Four days after D-Day, C-47 aircraft began transporting wounded soldiers from France to hospitals in England. Onboard these flights were Army Flight Nurses. (Photo: Courtesy Stephen Pedone)

In April 1945, the 806th Squadron set a record by evacuating 17,287 patients in one month. As Europe was liberated and the horrors of the Holocaust became known, liberated prisoners from concentration camps were evacuated on the C-47s to hospitals.

“All of us were affected by the plight of the displaced persons and liberated prisoners we brought back.” (The Story of Air Evacuation: 1942-1989 by The World War II Flight Nurses Association, 1989, p. 78)

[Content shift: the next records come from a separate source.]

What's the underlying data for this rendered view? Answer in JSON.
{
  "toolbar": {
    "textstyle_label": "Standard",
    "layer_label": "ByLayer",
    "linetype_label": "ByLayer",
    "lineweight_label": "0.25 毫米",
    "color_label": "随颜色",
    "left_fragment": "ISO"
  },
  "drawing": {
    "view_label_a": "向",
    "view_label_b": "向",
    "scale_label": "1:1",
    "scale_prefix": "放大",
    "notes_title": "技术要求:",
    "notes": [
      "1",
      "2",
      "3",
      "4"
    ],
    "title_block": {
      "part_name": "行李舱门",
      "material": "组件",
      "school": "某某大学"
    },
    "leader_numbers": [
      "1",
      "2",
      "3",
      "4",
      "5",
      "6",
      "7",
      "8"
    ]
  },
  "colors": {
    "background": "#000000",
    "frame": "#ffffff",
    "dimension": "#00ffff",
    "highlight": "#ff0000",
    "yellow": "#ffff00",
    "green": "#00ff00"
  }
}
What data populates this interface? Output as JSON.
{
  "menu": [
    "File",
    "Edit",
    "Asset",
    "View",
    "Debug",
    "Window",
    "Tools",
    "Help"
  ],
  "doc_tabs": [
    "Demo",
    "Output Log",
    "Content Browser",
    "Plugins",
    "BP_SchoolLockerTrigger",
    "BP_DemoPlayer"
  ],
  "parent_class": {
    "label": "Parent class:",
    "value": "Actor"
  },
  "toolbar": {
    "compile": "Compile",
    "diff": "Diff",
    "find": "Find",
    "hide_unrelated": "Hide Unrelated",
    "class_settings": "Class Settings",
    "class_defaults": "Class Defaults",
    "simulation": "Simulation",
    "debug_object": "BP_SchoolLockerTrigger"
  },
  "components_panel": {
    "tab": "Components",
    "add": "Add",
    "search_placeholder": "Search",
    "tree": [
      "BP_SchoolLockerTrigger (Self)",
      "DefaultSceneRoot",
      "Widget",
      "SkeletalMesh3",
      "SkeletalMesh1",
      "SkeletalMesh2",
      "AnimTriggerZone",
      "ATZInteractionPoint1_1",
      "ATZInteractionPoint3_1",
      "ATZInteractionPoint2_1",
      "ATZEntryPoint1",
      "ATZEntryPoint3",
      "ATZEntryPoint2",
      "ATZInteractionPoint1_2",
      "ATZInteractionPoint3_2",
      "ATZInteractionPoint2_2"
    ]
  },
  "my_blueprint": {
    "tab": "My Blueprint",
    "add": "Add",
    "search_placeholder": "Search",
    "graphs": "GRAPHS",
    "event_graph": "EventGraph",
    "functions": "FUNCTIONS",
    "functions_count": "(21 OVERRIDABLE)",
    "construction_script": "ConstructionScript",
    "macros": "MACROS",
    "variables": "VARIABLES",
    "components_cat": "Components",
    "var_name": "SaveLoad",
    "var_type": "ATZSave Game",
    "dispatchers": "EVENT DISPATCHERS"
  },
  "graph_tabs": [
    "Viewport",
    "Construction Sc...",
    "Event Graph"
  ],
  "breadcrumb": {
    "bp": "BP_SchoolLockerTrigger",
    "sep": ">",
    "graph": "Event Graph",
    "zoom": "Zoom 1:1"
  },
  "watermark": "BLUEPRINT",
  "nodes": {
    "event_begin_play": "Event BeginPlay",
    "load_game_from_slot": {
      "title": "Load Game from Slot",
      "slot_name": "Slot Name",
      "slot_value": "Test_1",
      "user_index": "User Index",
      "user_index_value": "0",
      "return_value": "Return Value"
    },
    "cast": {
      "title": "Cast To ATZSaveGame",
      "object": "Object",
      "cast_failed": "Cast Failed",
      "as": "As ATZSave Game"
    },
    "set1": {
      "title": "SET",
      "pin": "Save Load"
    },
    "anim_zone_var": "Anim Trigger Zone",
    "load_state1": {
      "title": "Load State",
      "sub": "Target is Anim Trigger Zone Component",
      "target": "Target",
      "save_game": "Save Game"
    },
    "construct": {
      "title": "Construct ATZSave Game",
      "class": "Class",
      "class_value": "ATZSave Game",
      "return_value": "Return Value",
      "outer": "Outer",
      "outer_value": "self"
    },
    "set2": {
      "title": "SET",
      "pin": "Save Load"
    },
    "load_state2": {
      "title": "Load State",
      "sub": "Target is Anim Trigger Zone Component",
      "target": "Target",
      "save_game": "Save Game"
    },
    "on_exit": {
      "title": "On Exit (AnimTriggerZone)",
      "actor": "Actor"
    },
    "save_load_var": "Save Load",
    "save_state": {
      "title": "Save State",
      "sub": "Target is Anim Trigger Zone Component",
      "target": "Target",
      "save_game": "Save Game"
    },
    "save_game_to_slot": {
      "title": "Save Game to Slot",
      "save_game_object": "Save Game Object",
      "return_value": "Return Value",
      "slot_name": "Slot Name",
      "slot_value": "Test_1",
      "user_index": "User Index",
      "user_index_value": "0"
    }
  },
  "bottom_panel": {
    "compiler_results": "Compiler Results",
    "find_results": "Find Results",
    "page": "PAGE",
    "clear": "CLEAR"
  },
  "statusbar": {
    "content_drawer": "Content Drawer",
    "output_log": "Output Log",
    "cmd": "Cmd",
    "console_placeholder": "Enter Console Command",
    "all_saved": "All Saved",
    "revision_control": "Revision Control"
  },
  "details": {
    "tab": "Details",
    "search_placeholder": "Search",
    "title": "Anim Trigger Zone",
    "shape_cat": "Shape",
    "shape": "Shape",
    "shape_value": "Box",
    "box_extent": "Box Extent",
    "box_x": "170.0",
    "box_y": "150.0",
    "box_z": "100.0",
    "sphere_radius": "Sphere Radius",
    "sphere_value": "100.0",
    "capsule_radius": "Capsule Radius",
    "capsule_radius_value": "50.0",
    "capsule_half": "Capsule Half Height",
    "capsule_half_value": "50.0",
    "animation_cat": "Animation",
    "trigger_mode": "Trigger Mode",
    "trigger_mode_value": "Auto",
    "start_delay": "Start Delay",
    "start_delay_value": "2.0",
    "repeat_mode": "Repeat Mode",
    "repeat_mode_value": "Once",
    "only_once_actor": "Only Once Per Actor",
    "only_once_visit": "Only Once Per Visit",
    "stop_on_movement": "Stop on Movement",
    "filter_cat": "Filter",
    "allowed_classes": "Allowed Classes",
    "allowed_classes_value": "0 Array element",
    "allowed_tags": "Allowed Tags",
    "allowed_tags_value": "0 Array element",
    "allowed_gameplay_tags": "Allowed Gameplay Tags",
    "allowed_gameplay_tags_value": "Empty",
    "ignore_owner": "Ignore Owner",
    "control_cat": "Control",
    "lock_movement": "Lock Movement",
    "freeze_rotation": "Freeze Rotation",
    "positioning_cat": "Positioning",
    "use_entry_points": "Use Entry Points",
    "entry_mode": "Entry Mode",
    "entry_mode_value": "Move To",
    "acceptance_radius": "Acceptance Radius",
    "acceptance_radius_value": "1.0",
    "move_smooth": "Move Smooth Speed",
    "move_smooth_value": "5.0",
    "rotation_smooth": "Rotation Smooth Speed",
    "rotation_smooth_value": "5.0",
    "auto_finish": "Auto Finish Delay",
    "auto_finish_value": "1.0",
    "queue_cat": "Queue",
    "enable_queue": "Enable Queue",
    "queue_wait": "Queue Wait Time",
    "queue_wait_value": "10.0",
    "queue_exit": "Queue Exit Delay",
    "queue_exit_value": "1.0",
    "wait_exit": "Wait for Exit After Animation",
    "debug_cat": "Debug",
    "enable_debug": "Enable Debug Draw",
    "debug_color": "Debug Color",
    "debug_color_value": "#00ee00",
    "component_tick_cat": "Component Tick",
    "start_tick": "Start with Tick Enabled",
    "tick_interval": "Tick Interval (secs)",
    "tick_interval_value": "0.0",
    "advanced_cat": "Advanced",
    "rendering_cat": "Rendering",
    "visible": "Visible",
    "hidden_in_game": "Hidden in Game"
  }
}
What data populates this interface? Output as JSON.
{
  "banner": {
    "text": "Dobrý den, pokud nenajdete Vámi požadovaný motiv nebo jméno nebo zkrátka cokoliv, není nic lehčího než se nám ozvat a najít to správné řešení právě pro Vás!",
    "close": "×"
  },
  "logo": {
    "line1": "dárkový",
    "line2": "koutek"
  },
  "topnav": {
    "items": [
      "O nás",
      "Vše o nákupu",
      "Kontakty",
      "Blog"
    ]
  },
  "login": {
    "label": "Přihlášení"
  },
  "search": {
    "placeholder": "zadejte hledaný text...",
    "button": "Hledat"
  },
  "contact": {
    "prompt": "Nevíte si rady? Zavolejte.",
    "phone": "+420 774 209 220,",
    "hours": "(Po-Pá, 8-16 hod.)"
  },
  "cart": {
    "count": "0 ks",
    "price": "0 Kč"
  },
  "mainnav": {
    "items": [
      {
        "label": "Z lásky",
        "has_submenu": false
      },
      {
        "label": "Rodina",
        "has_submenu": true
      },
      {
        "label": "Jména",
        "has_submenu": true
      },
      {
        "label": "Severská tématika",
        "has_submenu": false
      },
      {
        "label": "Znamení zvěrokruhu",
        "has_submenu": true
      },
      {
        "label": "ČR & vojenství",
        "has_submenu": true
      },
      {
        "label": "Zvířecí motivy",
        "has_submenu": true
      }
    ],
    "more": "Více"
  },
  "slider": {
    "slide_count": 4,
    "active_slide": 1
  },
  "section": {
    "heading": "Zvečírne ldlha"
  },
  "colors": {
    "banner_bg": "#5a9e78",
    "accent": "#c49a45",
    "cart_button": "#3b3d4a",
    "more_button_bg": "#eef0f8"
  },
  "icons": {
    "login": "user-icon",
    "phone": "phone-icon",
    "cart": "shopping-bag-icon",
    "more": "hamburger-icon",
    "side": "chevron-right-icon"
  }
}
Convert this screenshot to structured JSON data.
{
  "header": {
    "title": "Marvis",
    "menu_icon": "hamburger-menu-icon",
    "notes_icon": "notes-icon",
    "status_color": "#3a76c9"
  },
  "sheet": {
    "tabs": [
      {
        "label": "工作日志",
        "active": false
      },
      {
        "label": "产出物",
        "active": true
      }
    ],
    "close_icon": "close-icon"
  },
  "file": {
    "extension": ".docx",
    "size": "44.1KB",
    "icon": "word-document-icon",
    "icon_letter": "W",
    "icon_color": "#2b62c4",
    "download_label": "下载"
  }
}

In July 1945, the first patients from Berlin were evacuated.

After the war
Capt. Pedone would go on to have a distinguished 30-year career in the U.S. Air Force retiring as a Colonel. Jerry separated from the military to raise their son, Stephen, named after Vito’s brother, and she also worked as a surgical nurse in Alexandria, Virginia.

Quote from Stephen P. Pedone’s article
“Vito and Jerry’s story ends at a very special place in our nation, Arlington National Cemetery, where they lie together for eternity – ‘There is no greater honor.’ Jerry is honored at the National Women in the Military Memorial, in Arlington. Vito is remembered at the 82nd Airborne Division Paratrooper Museum, in Fayetteville, North Carolina. His D-Day service is recorded in numerous books on D-Day and in several U.S., U.K., and French military museums, and he told his D-Day story in person for the History Channel.”

Vito and Jerry Pedone’s final resting place at Arlington National Cemetery (Photo: Courtesy Stephen Pedone)

75th anniversary of D-Day
Stephen and his wife, Ximena, will be in Normandy for the 75th anniversary on June 6, 2019 representing Vito and Jerry, two American heroes from the Greatest Generation. “We are forever grateful to them, and we will never forget them,” Stephen said at the end of his article.

While in Normandy, Stephen and Ximena will be present for re-enactments of WWII C-47 flights through the D-Day Squadron, the U.S. contingent of DAKS Over Normandy.

Their story of courage facing a formidable foe is one thread in a tapestry woven by the stories of millions of young men and women in the Greatest Generation. Each thread in that tapestry must never be forgotten.